Poor performance across all markets during 2018, particularly the last quarter, meant the £2.4bn (€2.6bn) Church of England Pensions Board (CEPB) slumped to a 2.6% investment loss for the year.
The loss was published in the board’s annual report this morning, and compared with a 9.4% gain in 2017.
CEPB’s public equities allocation lost 6.9%, and the board – which runs assets on behalf of four church pension schemes – cut its exposure to 65% of its £2bn return-seeking portfolio. The long-term target allocation is 35%.
Within its public equity allocation, the CEPB has also continued to reduce its allocation to UK equities, now 6% of the return-seeking pool.
The fund is split between the return-seeking pool, a £70m liability-matching pool consisting entirely of high-quality corporate bonds, and £340m of UK government bonds.
Over 2018, the return-seeking pool declined by 2.2%. This brought its five-year annualised return to 7.6%, and 7.9% a year for the 15 years to 31 December 2018.
Meanwhile, the board’s liability-matching pool lost 1.6% for 2018, compared with a 4.3% gain in 2017.
Pierre Jameson, CEPB’s chief investment officer, told IPE: “We are reducing UK equities in order to take advantage of the bigger opportunity set in global equities. The FTSE 100 and All Share [indices] are skewed towards commodities, mining and financials, with little exposure to, say, tech companies.”
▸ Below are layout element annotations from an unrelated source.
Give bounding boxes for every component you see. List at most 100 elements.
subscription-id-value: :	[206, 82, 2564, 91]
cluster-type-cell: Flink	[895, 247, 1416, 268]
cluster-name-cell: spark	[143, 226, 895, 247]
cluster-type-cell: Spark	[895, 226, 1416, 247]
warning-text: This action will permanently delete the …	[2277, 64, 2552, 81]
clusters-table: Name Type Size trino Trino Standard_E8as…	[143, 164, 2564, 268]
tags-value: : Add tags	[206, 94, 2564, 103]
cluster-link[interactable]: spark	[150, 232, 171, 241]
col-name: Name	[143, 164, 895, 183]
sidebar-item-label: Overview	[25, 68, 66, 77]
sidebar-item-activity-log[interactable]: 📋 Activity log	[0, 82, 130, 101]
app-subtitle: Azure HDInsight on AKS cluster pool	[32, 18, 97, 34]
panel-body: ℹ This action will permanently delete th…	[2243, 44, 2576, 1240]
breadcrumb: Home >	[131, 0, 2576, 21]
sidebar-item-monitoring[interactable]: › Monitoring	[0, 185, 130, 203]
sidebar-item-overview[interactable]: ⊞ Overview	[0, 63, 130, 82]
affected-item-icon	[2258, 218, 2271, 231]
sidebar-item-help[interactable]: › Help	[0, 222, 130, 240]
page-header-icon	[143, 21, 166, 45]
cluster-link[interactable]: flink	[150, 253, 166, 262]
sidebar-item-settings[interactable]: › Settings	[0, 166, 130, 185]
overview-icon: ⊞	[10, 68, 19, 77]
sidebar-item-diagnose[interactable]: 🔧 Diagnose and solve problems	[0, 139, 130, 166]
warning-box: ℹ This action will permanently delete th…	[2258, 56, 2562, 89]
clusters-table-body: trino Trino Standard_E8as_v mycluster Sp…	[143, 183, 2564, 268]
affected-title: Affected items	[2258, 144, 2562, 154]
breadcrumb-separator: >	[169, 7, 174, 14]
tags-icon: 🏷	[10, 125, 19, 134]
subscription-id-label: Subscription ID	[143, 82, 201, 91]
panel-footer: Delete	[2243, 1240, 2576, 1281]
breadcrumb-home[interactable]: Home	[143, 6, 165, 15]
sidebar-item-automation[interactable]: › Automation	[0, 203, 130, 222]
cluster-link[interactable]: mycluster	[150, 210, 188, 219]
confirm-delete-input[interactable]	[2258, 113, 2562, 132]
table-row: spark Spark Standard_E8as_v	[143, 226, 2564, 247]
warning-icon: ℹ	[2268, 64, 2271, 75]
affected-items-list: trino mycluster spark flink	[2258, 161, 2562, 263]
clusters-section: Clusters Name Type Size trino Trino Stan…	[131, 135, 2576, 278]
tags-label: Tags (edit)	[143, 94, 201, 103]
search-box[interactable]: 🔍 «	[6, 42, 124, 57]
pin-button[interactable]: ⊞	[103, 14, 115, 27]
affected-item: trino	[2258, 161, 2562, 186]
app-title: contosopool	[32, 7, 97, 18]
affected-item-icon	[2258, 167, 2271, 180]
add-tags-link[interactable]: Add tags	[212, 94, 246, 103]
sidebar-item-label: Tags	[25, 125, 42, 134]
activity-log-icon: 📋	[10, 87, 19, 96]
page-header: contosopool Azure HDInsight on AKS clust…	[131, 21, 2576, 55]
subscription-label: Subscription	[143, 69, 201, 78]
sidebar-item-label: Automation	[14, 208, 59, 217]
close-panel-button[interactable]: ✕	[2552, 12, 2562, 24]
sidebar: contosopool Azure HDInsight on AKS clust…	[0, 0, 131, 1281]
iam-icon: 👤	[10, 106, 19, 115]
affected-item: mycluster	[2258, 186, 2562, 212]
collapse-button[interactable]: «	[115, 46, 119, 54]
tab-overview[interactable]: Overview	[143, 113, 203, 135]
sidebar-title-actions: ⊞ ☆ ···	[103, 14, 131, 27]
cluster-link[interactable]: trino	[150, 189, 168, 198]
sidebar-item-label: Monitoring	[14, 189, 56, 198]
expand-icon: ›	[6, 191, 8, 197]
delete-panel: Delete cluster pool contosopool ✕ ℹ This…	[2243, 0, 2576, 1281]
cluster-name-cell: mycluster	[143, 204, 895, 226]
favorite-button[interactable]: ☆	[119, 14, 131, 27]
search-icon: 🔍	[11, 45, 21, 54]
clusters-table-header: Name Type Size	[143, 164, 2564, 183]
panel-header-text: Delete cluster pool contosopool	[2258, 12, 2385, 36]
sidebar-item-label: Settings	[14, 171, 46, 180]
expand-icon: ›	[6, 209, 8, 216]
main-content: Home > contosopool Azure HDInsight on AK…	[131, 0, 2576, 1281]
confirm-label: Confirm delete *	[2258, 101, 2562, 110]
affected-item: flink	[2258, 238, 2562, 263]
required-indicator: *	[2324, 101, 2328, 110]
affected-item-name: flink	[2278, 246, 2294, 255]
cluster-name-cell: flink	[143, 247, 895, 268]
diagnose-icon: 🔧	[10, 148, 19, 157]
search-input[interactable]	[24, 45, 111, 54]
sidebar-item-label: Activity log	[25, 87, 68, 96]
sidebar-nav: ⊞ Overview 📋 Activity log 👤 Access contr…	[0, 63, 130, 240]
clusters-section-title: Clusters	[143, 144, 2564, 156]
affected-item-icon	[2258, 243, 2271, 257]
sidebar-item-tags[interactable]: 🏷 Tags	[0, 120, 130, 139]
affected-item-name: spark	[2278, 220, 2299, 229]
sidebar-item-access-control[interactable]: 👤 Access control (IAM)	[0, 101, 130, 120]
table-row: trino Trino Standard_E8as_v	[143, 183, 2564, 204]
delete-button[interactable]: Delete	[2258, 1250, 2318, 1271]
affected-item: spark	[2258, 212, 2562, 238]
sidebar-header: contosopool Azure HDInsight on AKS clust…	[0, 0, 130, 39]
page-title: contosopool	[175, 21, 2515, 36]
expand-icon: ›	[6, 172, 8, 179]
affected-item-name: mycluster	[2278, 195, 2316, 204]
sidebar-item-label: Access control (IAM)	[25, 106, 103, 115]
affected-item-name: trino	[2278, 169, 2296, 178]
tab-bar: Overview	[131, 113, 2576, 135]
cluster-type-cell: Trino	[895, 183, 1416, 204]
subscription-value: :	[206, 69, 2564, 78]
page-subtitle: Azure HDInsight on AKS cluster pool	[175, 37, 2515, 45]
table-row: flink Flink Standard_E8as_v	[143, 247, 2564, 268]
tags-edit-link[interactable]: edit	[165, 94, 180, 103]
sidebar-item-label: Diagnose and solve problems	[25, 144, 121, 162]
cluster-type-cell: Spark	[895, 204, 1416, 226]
He added that the decision had been vindicated by the outperformance of the MSCI World index versus the FTSE 100 over the past two years. Over the course of 2018, the MSCI World lost 3% compared with the FTSE 100’s 8.7% fall, while over three years to 29 July 2019 the global benchmark rose by 47.8%, outstripping the FTSE 100’s 29.3% gain.
Church eyes private equity and venture capital
The CEPB’s strongest performing asset classes during 2018 were emerging market sovereign bonds and private debt, which combined made up 8.5% of the return-seeking portfolio. During the year the allocation returned 11.5%.
Property – 11.2% of the portfolio – returned 10.7%, while infrastructure equity (10.1% of the portfolio) returned 7.5%. The latter asset has returned 8.9% a year over the past five years, CEPB reported.
Earlier this year, the fund hired Cambridge Associates to increase its private equity allocation over the long term, aiming to reach 7% of the portfolio.
Jameson said the aim was to benefit from the illiquidity premium while also gaining exposure to assets that could not otherwise be accessed. The allocation would be global and would include an allocation to venture capital, he added.
The CEPB has also appointed HIG Whitehorse to run a second US private debt portfolio alongside existing manager Audax. The investment was first made three years ago and has since returned 7% a year. The long-term allocation will be doubled to 8% of the portfolio.
The fund also planned to change the way it calculated liabilities, and Jameson said the new private debt allocation “suits the way we will calculate liabilities, which will relate more to the yield of the portfolio”.
The CEPB follows an ethical investment policy and is advised by the church’s Ethical Investment Advisory Group. Jameson said that this ethical policy had added 1.3% to the return over 2018.